The Office of Management and Budget had proposed cutting $3.6 million from the Federal Emergency Management Agency’s 1987 funding level. The House, however, has voted to authorize the full $16.7 million to match the 1987 figure. If the Senate—which hasn’t scheduled its hearings yet— concurs, that would halt the ax poised over the National Fire Academy’s Fire Prevention and Arson Control Office and its travel stipends for students.
For the Center for Fire Research, OMB proposed a fiscal 1988 budget of just $2.55 million, less than half its 1987 budget. The House has authorized the CFR budget at $5.7 million, which keeps program levels the same as for the current fiscal year and allows for inflation. The House rejected the Reagan administration proposal to merge CFR with the Center for Building Technology, which, like CFR, is an arm of the National Bureau of Standards.
“The same thing comes up year after year,” says Dave Goldston, Republican technical consultant to the Science, Space, and Technology Committee. “We reached an agreement last year with OMB that they would stop this nonsense if we made some cuts, which we did. It’s essentially rejected out of hand.”
Although the Senate had yet to vote on the authorization when this was written, Goldston says there’s no sympathy for the administration proposal there, either.
The support for fire programs has spilled over from defending the budget to looking for reassurance that a proposed FEMA reorganization won’t compromise the programs.
At FEMA, two changes are scheduled to be completed by October 1: the relocation of the U.S. Fire Administration back to Washington from Emmitsburg, Md., and the transformation of the Training and Fire Programs Directorate (of which the NFA has been a part) into a new Office of Training.
The House has directed FEMA to report back on the changes by December 31, three months after the completion date. It wants to see a “thorough justification” for the changes, including a rationale of how they conform to the Fire Prevention and Control Act of 1974. It also W’ants to know the impact on training and the number of employees being used for site administration at Emmitsburg.
According to the committee report, the panel is “concerned that these changes could weaken the fire programs by diffusing them and causing unnecessary turnover.”
“That’s the committee’s position— basically skepticism,” says Dave Goldston. “It’s not a lack of trust in the director [Julius Becton, Jr.], but worries about the history of these programs.”

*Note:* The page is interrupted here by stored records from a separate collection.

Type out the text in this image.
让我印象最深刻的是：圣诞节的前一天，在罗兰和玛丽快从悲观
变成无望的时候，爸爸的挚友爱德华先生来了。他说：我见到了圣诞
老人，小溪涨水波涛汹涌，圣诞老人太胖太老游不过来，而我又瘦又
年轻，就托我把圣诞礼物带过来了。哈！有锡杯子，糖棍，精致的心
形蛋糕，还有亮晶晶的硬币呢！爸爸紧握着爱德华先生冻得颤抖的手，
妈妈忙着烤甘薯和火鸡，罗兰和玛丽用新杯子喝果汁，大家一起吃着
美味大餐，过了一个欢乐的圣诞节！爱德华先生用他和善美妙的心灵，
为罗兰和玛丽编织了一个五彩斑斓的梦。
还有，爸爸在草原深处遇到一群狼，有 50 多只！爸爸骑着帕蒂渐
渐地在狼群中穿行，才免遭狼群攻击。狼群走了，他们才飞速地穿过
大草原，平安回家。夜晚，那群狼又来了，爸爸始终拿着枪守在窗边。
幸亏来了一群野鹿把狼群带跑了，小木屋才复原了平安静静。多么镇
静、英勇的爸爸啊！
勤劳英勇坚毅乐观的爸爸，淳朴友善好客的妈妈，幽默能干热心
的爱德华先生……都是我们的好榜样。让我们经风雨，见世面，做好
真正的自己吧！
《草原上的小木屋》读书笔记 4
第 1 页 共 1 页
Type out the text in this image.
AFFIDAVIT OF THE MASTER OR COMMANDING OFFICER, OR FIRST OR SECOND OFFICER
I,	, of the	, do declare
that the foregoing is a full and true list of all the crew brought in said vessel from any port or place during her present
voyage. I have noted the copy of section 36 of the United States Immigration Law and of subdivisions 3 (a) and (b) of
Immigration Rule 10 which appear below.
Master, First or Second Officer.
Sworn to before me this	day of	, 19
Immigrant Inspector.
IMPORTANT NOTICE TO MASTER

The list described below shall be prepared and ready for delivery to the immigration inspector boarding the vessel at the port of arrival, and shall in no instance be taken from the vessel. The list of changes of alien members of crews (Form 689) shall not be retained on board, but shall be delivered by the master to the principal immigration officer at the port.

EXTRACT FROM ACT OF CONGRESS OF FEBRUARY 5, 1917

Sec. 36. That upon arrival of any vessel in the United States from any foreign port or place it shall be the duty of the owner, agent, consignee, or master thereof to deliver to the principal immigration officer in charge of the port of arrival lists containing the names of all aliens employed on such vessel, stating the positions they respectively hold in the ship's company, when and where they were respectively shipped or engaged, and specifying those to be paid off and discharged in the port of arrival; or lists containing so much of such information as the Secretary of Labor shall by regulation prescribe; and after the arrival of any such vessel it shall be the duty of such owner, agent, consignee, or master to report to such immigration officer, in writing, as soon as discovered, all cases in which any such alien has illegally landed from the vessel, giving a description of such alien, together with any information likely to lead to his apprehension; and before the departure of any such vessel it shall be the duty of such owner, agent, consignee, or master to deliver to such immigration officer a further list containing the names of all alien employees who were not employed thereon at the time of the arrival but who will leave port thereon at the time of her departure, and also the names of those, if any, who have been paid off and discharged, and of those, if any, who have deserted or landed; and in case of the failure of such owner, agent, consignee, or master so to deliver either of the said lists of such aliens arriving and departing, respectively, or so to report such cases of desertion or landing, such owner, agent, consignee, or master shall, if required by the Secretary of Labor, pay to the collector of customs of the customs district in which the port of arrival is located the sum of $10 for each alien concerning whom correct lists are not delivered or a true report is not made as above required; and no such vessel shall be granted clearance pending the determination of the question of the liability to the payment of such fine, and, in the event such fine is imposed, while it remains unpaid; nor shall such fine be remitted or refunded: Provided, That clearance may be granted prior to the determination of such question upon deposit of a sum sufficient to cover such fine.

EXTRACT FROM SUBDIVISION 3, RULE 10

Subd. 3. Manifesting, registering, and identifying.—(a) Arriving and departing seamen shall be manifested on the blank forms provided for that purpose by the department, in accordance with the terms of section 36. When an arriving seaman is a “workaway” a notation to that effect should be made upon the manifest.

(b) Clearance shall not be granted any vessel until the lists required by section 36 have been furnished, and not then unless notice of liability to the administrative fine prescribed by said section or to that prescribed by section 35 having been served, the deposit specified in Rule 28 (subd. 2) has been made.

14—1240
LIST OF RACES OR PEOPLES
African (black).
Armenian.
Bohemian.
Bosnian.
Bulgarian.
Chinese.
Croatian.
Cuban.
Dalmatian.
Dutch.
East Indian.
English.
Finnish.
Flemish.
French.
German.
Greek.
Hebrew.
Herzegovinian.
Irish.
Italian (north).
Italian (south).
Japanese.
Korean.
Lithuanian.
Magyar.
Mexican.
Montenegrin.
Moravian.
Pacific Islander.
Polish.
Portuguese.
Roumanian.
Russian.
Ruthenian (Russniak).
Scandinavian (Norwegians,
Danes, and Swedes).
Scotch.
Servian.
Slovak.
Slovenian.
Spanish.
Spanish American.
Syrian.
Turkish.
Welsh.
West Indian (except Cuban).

Outside the committee process, four members of Congress have asked the General Accounting Office to look into the FEMA changes. Senators Barbara Mikulski and Paul Sarbanes of Maryland and Representatives Beverly Byron of Maryland and William Goodling of Pennsylvania asked the GAO, Congress’s investigative arm, for the information. They’ve requested that the GAO look into the cost, the effect on training and morale, and the legality of moving the USFA and of commingling NFA and USFA funds with those of the Emergency Management Institute, which is also part of FEMA.